Il sindaco di Ostuni: "Anche noi ci pagheremo la videosorveglianza"

Accanto a S.Oronzo presto le videocamere

OSTUNI - Telecamere puntate sulla città: “Visto che il Ministero dell’Interno tace, il progetto ce lo finanziamo da soli”. Annuncio a sorpresa del sindaco Domenico Tanzarella, pronto a “blindare” il centro. Una quarantina gli impianti di videosorveglianza, destinati ad essere collocati nei punti strategici. Preferita a Mesagne, anticipata da Oria, anche la Città bianca sarà comunque guardata a vista, nonostante il governo abbia bocciato due specifici progetti finalizzati all’installazione di un sistema di videocamere nei quartieri ad alto rischio.

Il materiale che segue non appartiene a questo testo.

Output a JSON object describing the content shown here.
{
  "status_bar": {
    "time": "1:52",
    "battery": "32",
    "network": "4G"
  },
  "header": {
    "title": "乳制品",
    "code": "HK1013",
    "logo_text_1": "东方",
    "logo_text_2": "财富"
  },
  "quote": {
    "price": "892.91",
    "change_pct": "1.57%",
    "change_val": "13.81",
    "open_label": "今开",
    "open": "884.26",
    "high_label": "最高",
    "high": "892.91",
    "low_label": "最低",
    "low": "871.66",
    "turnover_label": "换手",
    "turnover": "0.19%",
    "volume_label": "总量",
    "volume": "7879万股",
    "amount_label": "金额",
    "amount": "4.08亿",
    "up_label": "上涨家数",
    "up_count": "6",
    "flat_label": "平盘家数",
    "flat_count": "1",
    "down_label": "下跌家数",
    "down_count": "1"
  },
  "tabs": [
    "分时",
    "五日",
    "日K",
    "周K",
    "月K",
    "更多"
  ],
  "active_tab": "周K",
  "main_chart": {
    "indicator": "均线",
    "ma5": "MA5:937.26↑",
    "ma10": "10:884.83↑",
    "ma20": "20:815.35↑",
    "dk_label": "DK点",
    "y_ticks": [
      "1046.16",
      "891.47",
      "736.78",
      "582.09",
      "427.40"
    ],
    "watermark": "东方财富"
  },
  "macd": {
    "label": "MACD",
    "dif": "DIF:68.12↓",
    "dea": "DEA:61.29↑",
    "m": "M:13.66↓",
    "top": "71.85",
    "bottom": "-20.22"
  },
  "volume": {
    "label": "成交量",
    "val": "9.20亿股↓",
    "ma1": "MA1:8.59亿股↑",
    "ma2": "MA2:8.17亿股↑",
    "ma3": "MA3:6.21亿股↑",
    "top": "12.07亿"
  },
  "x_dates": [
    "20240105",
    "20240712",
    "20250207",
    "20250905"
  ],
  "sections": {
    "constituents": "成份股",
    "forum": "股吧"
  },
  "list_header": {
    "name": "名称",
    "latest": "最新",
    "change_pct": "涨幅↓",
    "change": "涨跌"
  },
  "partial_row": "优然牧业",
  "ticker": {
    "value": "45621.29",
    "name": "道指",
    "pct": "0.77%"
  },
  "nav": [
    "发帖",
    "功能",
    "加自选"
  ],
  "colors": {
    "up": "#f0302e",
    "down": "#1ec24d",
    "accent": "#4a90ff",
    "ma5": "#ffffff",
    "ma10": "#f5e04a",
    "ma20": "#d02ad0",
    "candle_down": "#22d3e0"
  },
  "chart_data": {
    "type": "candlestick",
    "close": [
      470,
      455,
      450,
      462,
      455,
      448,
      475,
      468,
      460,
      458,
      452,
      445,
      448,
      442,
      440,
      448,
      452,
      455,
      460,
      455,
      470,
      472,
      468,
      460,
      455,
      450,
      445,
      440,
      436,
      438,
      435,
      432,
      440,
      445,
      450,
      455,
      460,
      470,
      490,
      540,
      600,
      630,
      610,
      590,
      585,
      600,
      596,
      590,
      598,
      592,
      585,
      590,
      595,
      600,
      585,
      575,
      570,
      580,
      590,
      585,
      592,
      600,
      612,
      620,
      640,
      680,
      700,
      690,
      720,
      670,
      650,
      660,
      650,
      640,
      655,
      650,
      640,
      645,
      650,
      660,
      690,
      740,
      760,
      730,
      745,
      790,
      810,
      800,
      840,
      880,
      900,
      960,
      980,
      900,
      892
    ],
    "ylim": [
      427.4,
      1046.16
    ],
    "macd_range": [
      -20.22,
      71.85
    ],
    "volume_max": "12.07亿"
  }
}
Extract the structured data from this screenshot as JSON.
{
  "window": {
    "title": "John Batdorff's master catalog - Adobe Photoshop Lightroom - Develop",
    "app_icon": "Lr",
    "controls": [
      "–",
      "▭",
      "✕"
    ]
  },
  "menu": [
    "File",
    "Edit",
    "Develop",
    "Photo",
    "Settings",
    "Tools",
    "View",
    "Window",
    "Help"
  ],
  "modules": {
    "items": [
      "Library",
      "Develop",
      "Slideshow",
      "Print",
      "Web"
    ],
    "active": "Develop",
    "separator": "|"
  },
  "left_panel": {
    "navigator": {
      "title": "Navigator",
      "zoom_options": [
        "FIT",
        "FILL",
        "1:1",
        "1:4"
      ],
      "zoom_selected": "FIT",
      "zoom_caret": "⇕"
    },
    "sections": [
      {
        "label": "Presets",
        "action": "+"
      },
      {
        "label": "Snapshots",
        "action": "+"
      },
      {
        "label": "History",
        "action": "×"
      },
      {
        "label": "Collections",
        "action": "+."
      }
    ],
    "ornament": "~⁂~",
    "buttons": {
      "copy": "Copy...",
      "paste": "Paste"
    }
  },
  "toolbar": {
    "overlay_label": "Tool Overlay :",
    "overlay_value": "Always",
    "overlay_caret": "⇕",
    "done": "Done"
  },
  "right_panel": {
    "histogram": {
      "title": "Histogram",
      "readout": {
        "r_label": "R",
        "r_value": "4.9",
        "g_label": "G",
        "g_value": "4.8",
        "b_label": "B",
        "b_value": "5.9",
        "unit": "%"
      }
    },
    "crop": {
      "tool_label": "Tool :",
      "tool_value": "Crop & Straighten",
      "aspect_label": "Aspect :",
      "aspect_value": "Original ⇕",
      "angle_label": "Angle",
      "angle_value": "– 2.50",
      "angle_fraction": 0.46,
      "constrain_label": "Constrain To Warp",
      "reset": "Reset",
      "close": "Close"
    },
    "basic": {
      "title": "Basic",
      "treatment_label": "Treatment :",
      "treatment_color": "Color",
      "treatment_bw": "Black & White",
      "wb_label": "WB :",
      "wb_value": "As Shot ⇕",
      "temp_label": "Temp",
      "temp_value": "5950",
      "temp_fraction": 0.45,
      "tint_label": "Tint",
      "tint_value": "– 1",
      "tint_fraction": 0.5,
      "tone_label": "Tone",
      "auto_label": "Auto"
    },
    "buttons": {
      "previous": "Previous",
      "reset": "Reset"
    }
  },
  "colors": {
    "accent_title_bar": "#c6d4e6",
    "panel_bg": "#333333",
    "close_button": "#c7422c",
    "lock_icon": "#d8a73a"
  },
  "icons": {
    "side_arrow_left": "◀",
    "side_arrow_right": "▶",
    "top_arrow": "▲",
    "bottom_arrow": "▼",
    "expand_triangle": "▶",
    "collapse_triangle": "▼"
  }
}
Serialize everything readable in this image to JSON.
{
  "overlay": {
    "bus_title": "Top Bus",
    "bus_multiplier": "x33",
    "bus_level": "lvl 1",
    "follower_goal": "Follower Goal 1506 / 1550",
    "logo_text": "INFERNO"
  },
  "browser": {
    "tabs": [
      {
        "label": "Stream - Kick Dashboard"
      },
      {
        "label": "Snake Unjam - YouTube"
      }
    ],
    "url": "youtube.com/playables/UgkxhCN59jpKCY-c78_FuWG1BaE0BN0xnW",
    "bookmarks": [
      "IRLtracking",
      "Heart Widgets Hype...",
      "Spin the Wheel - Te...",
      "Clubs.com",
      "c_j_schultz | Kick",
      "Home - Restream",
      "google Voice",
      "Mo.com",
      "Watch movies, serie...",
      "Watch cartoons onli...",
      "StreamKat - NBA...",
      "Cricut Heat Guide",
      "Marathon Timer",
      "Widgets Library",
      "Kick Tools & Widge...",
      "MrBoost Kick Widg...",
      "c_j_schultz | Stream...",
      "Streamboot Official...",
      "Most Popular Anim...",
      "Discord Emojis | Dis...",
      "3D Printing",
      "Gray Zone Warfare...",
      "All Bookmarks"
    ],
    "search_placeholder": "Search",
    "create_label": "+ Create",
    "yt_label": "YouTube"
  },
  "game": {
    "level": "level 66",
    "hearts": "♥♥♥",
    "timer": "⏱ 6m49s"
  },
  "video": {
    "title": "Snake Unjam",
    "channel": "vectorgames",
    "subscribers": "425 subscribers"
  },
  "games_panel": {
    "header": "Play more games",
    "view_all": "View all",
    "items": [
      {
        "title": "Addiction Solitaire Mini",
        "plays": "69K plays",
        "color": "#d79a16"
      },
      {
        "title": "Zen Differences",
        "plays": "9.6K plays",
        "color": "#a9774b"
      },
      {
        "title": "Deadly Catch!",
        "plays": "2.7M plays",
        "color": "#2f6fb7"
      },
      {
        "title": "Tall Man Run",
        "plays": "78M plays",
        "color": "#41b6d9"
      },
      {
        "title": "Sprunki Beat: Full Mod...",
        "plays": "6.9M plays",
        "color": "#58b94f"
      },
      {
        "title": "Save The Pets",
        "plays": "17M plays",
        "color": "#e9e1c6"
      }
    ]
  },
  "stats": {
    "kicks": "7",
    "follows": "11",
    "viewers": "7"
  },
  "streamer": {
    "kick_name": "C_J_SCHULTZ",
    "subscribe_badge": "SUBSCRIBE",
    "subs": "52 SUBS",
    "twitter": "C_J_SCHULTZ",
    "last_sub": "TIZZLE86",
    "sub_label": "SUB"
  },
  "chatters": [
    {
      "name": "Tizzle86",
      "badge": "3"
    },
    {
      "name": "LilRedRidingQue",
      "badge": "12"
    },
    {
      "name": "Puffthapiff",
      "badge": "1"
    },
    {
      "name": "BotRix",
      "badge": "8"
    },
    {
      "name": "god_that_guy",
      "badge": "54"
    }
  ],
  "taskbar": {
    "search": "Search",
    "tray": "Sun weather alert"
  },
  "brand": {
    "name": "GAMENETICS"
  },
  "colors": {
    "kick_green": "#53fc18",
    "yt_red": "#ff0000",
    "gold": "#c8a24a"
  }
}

Ma Tanzarella non demorde: “Il governo ci ha tagliato fuori dai finanziamenti, senza peraltro offrirci alcuna motivazione. A questo punto inutile perdere altro tempo. Il progetto si farà in ogni caso, con i fondi del Comune”. Previsto nel Piano triennale delle opere pubbliche, un impegno di spesa di 500.000 euro (2010 e 2011) per il servizio di videosorveglianza.

Un taglio, quello sancito dal governo nazionale, che il sindaco di Ostuni, Domenico Tanzarella, aveva duramente contestato, chiedendo formalmente ai competenti organi del Ministero dell’Interno “di conoscere il procedimento amministrativo che ha condotto all’individuazione dei Comuni assegnatari del fondo ministeriale per la realizzazione di iniziative urgenti per la sicurezza urbana attraverso investimenti in tecnologie di videosorveglianza”.

Una protesta che il primo cittadino di Ostuni aveva già formalizzato nel dicembre scorso, a margine della seconda bocciatura del progetto trasmesso, attraverso la Prefettura di Brindisi, al Viminale. Un diniego, quello del governo, maturato nonostante il susseguirsi di eventi criminosi che, a cavallo tra il 2008 e il 2009, hanno visto coinvolti imprenditori, politici, pubblici amministratori e nonostante l’acuirsi di fenomeni di microcriminalità, con particolare riferimento ai furti nelle abitazioni e nelle contrade”.

“Nella stesura del progetto” spiega oggi Tanzarella “avevamo rappresentato analiticamente l’esigenza di legalità e sicurezza avvertita dai cittadini ostunesi e dai numerosi ospiti di Ostuni, città a forte vocazione turistica, ed avevamo evidenziato, in particolar modo, le aree sensibili della città che maggiormente necessitano di sistemi di videosorveglianza al fine di tutelare le persone e il patrimonio da atti criminosi”.

“Facendo leva sull’esigenza civica di maggiore controllo che sempre più insistentemente si percepisce da parte della cittadinanza ostunese, avevamo reiterato all’Ufficio territoriale del governo, la richiesta di accesso al Programma operativo nazionale avente come obiettivo l’installazione di sistemi di videosorveglianza nei siti sensibili precedentemente individuati dall’Amministrazione. Ma anche la seconda istanza, inviata il 29 giugno scorso non ha avuto accesso all’apposito fondo”.

Da qui la protesta del sindaco: “Alla mia richiesta di chiarimenti - spiega Tanzarella-  il Ministero non ha mai risposto. Ce ne siamo fatti una ragione. Di fronte al silenzio del governo centrale, abbiano ritenuto di non rinunciare comunque al programma di sicurezza, decidendo di inserire quanto previsto dal progetto bocciato nel Piano triennale delle opere pubbliche. Le telecamere, in buona sostanza, le sistemeremo comunque in città. A nostre spese, con i fondi del Comune”. Una decina gli obiettivi sensibili” destinati ad essere coperti attraverso un sistema di circa 40 telecamere.